Le nouveau ministre de l'Education, Jean Michel Blanquer a imaginé une rentrée "en musique"...

"Il s'agit de proposer aux élèves, qui étaient déjà présents l'année précédente, d'accueillir leurs nouveaux camarades en musique, manière chaleureuse de leur souhaiter la bienvenue", précise un communiqué de l’Education nationale.

 

En voilà une bonne idée ! L'éducation artistique a été trop souvent négligée, ces dernières années : elle est pourtant essentielle.

 

Où sont passés les cours de dessin, de musique, de travaux manuels que des professeurs qualifiés dans ces domaines prodiguaient autrefois aux élèves ?

 

Ces formations à l'art permettent une ouverture à la sensibilité : une qualité qui se perd dans notre monde d'indifférence et d'inattention.

A l'heure où les voitures sont bardées de capteurs, où elles peuvent se conduire seules, il est important de former l'attention des jeunes générations.

 

Il faut réhabiliter ces disciplines : la musique, le dessin.

L'enseignement artistique offre à chacun un épanouissement, un bonheur de la découverte.

 

Que serions-nous donc sans la musique qui apaise les coeurs et provoque tant d'émotions ?
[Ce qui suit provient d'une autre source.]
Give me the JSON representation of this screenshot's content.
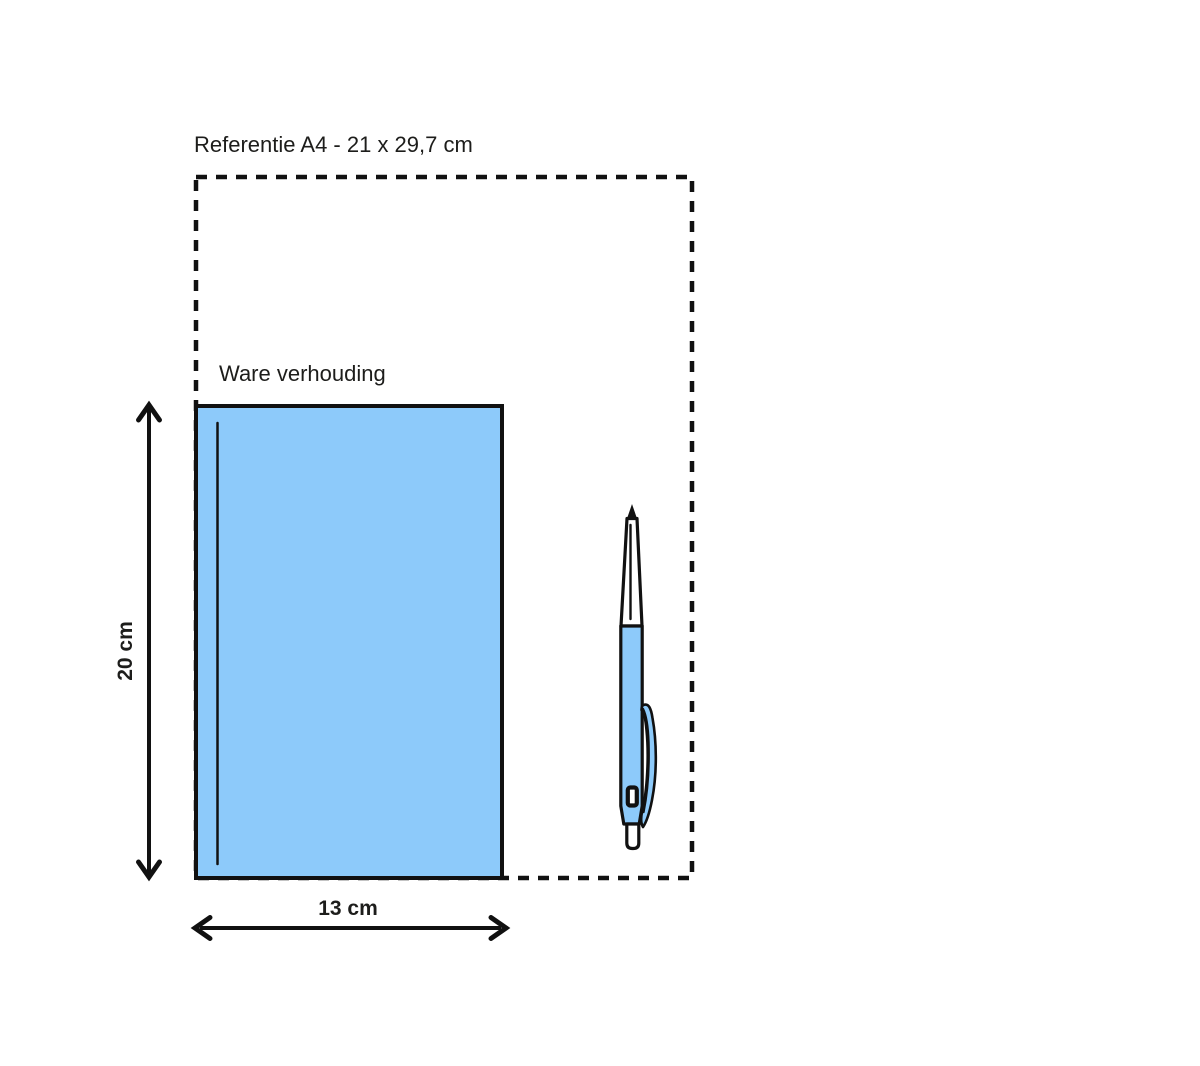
{
  "diagram": {
    "reference_label": "Referentie A4 - 21 x 29,7 cm",
    "scale_label": "Ware verhouding",
    "height_label": "20 cm",
    "width_label": "13 cm",
    "dimensions": {
      "reference_format": "A4",
      "reference_size_cm": "21 x 29,7",
      "product_height_cm": "20",
      "product_width_cm": "13"
    },
    "colors": {
      "outline": "#111111",
      "product_fill": "#8dcafa",
      "text": "#1d1d1b",
      "background": "#ffffff"
    }
  }
}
C'est un langage universel qui parle à chacun de nous : elle peut exprimer toutes sortes de sentiments, joie, exaltation, douleur, révoltes.

Elle permet de réunir les gens, de les faire vibrer à l'unisson devant la beauté de certaines harmonies.

 

La musique est un art premier : la nature elle-même nous offre des musiques diverses, chants d'oiseaux, murmure du vent dans les arbres, bruissements d'une source.

 

Le dessin, la peinture sont aussi un langage universel accessible à tous.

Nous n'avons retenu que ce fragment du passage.